A, B The mRNA and protein level of BAP31 were detected in GC cells with HNF4A overexpression or knockdown. C The level of HNF4A and BAP31 was detected in HNF4A-overexpressing cells transfected with BAP31 shRNA. D–F Lipid ROS and MDA content were assayed in HNF4A-overexpressing cells treated with BAP31 shRNA treated with erastin (5 µM) for 12 h. G Relative luciferase activities were assessed in HEK-293T and NCI-N87 cells transfected with different truncations of BAP31 promoter. H HNF4A binding motif was predicted in JASPAR. I JASPAR analysis revealed two potential HNF4A-binding sites (scores >10) within the promoter region of BAP31. J HEK-293T and NCI-N87 cells transfected with different truncations of BAP31 promoter, in the presence of HNF4A overexpression or knockdown respectively, then relative luciferase activities were assessed. K, L Relative luciferase activities were assessed in HEK-293T and NCI-N87 cells treated with BAP31 luciferase reporter vectors (wild-type or mutant in HNF4A-binding sites, -1495/-1483 bp), in the presence of HNF4A overexpression or knockdown, respectively. M Agarose electrophoresis for ChIP analysis of HNF4A binding at BAP31 promoter. N ChIP-qPCR analysis of HNF4A binding at BAP31 promoter. O Western blot analysis of BAP31 and HNF4A expression in GC tissues (n = 28). P The relationship between HNF4A and BAP31 in GC tissues was analyzed using TCGA datasets (R = 0.28, p < 0.001). *p < 0.05, **p < 0.01.

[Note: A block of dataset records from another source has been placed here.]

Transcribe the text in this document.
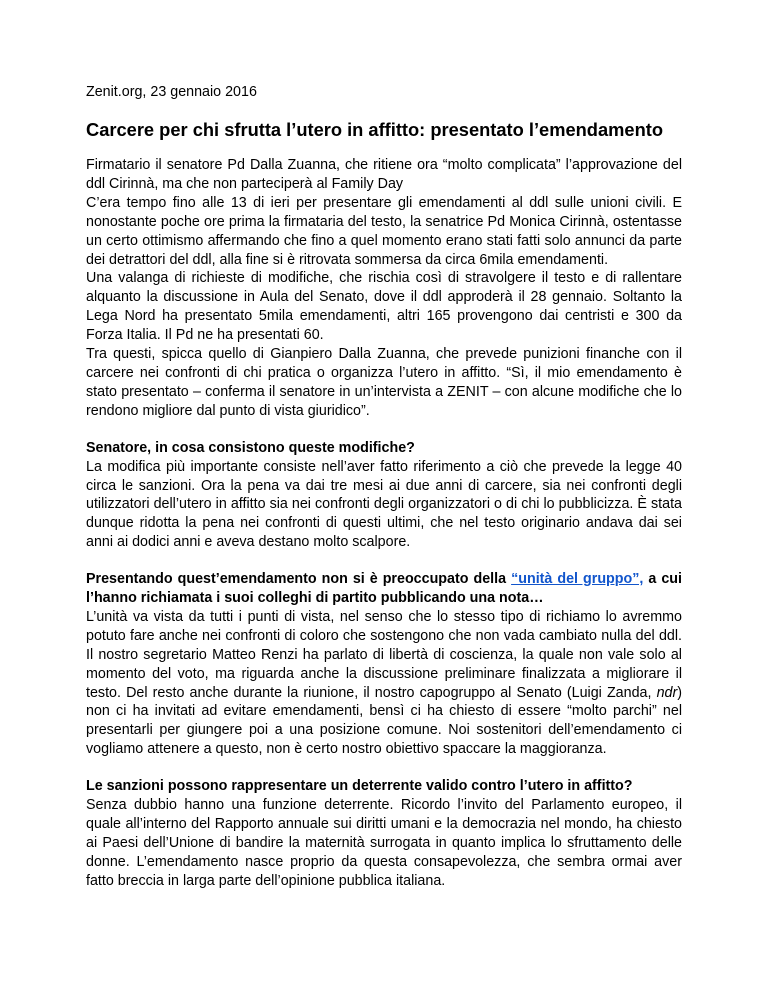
Zenit.org, 23 gennaio 2016

Carcere per chi sfrutta l’utero in affitto: presentato l’emendamento

Firmatario il senatore Pd Dalla Zuanna, che ritiene ora “molto complicata” l’approvazione del ddl Cirinnà, ma che non parteciperà al Family Day

C’era tempo fino alle 13 di ieri per presentare gli emendamenti al ddl sulle unioni civili. E nonostante poche ore prima la firmataria del testo, la senatrice Pd Monica Cirinnà, ostentasse un certo ottimismo affermando che fino a quel momento erano stati fatti solo annunci da parte dei detrattori del ddl, alla fine si è ritrovata sommersa da circa 6mila emendamenti.

Una valanga di richieste di modifiche, che rischia così di stravolgere il testo e di rallentare alquanto la discussione in Aula del Senato, dove il ddl approderà il 28 gennaio. Soltanto la Lega Nord ha presentato 5mila emendamenti, altri 165 provengono dai centristi e 300 da Forza Italia. Il Pd ne ha presentati 60.

Tra questi, spicca quello di Gianpiero Dalla Zuanna, che prevede punizioni finanche con il carcere nei confronti di chi pratica o organizza l’utero in affitto. “Sì, il mio emendamento è stato presentato – conferma il senatore in un’intervista a ZENIT – con alcune modifiche che lo rendono migliore dal punto di vista giuridico”.

Senatore, in cosa consistono queste modifiche?

La modifica più importante consiste nell’aver fatto riferimento a ciò che prevede la legge 40 circa le sanzioni. Ora la pena va dai tre mesi ai due anni di carcere, sia nei confronti degli utilizzatori dell’utero in affitto sia nei confronti degli organizzatori o di chi lo pubblicizza. È stata dunque ridotta la pena nei confronti di questi ultimi, che nel testo originario andava dai sei anni ai dodici anni e aveva destano molto scalpore.

Presentando quest’emendamento non si è preoccupato della “unità del gruppo”, a cui l’hanno richiamata i suoi colleghi di partito pubblicando una nota…

L’unità va vista da tutti i punti di vista, nel senso che lo stesso tipo di richiamo lo avremmo potuto fare anche nei confronti di coloro che sostengono che non vada cambiato nulla del ddl. Il nostro segretario Matteo Renzi ha parlato di libertà di coscienza, la quale non vale solo al momento del voto, ma riguarda anche la discussione preliminare finalizzata a migliorare il testo. Del resto anche durante la riunione, il nostro capogruppo al Senato (Luigi Zanda, ndr) non ci ha invitati ad evitare emendamenti, bensì ci ha chiesto di essere “molto parchi” nel presentarli per giungere poi a una posizione comune. Noi sostenitori dell’emendamento ci vogliamo attenere a questo, non è certo nostro obiettivo spaccare la maggioranza.

Le sanzioni possono rappresentare un deterrente valido contro l’utero in affitto?

Senza dubbio hanno una funzione deterrente. Ricordo l’invito del Parlamento europeo, il quale all’interno del Rapporto annuale sui diritti umani e la democrazia nel mondo, ha chiesto ai Paesi dell’Unione di bandire la maternità surrogata in quanto implica lo sfruttamento delle donne. L’emendamento nasce proprio da questa consapevolezza, che sembra ormai aver fatto breccia in larga parte dell’opinione pubblica italiana.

Fig. 7. Knockdown of BAP31 sensitizes GC cells to 5-FU and combining 5-FU with erastin amplifies anti-tumor effects.

A, B The IC50s of 5-FU in AGS and NCI-N87 cells with BAP31 knockdown were analyzed. C, D Heatmap demonstrated synergistic response to 5 μg/ml 5-FU combined with BAP31 knockdown in AGS and NCI-N87 cells. E, F Clone formation assays showed synergistic response to 5-FU (5 μg/ml, 10 μg/ml) combined with BAP31 knockdown in AGS and NCI-N87 cells. G–J CCK8 and clone formation assays showed combination of erastin with 5-FU treatment exhibited higher inhibitory effects on cell growth compared with mono treatment in AGS and NCI-N87. *p < 0.05, **p < 0.01.

Fig. 8. Schematic representation of HNF4A-BAP31-VDAC1 axis that synchronously regulates proliferation and ferroptosis in gastric cancer.

HNF4A directly binds to BAP31 promoter and augments its transcription. BAP31 promotes cell proliferation and inhibits lipid peroxidation and ferroptosis. BAP31 overexpression directly induces VDAC1 protein degradation via the ubiquitin-proteasome pathway to promote GC progression. The shBAP31 impiars BAP31 translation and enhances the antitumor effects of ferroptosis inducer, erastin, which may serve as promising therapeutic strategy in anti -tumor treatment.